My answer to the age old battle is there is no winner: exercise and diet both play a role BUT if one had to win, for weight loss, it would be diet (and I'm a trainer saying this so it hurts to admit this)!
In my competitive athletic prime I weighted 25 lbs more than I do now. Most of that was muscle but a LOT of that was extra padding due to my poor diet habits that I've talked about in detail here. I figured it out the hard way, you cannot use exercise to compensate for binge eating habits.
When my clients struggle to lose weight I feel like I'm also struggling along with them.
Last night I met with one of my clients who I've been seeing for about four months now and although she's really increased her fitness, lost inches, is much faster, stronger and generally looks more lean she is still struggling with the same stubborn 15 pounds to lose. Aren't they always the hardest?!

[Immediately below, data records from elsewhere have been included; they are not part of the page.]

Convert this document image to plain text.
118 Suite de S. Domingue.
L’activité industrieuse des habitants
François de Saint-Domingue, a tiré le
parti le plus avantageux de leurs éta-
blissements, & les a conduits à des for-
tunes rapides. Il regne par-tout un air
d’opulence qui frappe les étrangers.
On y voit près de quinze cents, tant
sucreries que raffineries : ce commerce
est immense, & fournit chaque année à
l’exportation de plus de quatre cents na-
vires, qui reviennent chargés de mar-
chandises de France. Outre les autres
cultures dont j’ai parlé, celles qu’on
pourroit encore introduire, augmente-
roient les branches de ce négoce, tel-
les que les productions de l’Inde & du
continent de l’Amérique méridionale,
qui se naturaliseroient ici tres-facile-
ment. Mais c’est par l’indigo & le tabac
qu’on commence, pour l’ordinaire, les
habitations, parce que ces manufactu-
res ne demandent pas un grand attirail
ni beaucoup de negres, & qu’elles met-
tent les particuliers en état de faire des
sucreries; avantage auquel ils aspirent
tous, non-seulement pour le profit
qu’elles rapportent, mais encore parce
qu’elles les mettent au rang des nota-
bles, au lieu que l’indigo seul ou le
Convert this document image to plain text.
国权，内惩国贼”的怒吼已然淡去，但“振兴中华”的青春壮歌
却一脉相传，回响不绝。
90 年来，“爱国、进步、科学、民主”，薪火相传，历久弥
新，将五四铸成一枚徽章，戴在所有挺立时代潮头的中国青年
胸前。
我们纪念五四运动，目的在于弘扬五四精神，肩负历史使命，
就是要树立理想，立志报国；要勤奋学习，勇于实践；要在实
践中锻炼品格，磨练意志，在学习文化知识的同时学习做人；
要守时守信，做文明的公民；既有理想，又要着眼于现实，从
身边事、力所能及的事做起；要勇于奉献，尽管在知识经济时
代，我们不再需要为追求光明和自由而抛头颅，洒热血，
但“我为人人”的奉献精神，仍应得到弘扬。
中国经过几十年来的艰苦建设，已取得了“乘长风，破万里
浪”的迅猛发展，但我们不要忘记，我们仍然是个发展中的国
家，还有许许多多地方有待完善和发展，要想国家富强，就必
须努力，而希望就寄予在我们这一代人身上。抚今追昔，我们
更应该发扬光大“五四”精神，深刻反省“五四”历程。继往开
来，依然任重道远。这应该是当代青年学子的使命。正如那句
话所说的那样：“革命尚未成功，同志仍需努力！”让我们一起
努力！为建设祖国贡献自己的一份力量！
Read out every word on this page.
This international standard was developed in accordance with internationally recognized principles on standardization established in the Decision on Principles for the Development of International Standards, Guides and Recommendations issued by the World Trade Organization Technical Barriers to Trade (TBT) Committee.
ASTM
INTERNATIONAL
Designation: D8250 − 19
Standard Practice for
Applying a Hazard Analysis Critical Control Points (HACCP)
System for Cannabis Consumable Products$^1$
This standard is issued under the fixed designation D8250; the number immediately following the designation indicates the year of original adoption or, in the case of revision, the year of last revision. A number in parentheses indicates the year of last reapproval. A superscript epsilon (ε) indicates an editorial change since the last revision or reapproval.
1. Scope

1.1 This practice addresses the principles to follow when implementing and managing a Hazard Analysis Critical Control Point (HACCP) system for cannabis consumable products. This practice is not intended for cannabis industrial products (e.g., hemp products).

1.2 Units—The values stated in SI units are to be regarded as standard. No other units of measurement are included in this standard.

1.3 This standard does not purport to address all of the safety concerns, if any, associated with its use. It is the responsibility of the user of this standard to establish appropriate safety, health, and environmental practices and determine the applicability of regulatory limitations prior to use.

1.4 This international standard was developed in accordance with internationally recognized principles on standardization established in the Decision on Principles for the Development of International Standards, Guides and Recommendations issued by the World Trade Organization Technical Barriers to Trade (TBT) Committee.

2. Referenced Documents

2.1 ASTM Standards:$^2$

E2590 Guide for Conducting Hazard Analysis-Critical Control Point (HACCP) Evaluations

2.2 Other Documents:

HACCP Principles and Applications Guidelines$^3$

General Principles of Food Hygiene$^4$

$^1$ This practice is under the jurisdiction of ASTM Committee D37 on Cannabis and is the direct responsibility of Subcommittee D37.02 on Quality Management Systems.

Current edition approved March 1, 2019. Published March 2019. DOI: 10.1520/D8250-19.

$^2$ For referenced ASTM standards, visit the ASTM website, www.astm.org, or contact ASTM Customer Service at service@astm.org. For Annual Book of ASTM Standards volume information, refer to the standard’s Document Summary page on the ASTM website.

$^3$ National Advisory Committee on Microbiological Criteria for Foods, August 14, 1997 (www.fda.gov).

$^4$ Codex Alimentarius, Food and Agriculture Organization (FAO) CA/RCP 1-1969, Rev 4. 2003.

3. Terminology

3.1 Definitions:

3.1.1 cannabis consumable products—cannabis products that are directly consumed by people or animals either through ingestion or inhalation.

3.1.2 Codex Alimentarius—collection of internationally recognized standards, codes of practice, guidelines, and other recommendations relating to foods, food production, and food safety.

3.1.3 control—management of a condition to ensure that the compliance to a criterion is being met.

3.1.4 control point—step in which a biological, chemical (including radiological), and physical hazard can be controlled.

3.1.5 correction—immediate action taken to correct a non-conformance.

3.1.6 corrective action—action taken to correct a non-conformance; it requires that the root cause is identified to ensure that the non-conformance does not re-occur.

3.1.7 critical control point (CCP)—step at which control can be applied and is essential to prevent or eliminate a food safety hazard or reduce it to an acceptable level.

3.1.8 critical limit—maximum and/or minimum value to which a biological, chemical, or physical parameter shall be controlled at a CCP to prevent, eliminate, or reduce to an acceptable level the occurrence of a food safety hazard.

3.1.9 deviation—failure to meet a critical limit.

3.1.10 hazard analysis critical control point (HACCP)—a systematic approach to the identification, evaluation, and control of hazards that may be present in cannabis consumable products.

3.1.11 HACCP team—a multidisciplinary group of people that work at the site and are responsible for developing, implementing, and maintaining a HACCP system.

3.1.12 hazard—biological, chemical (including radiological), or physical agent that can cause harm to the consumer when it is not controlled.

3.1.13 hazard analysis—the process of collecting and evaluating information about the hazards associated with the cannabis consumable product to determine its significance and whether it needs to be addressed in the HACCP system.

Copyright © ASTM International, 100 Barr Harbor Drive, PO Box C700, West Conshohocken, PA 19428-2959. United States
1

We have talked about this problem in detail and have determined a clean and healthy diet is essential to her success but for some reason it's just so much more difficult to eat less than it is to exercise more. I think that especially for successful, A-type people (like myself and many of my clients) it's harder to focus on diet than it is on exercise because we are "doers". I'd rather DO a workout then have someone tell me DO NOT have a piece of cake. Do you agree?
The other part of the problem is we are programmed for instant gratification. We see sweat and have exhaustion after a workout, which makes us feel like we deserve more food, but the truth is we generally grossly underestimate the number of calories in a meal and over estimate the number of calories burned in a workout. The reality is your average hour long workout maybe burns 600-800 calories and a pint of Hagen Dazs has about 1,500. Ugh.
Bottom Line: If you're wanting a bombshell bod you're going to have to work for it and eat clean!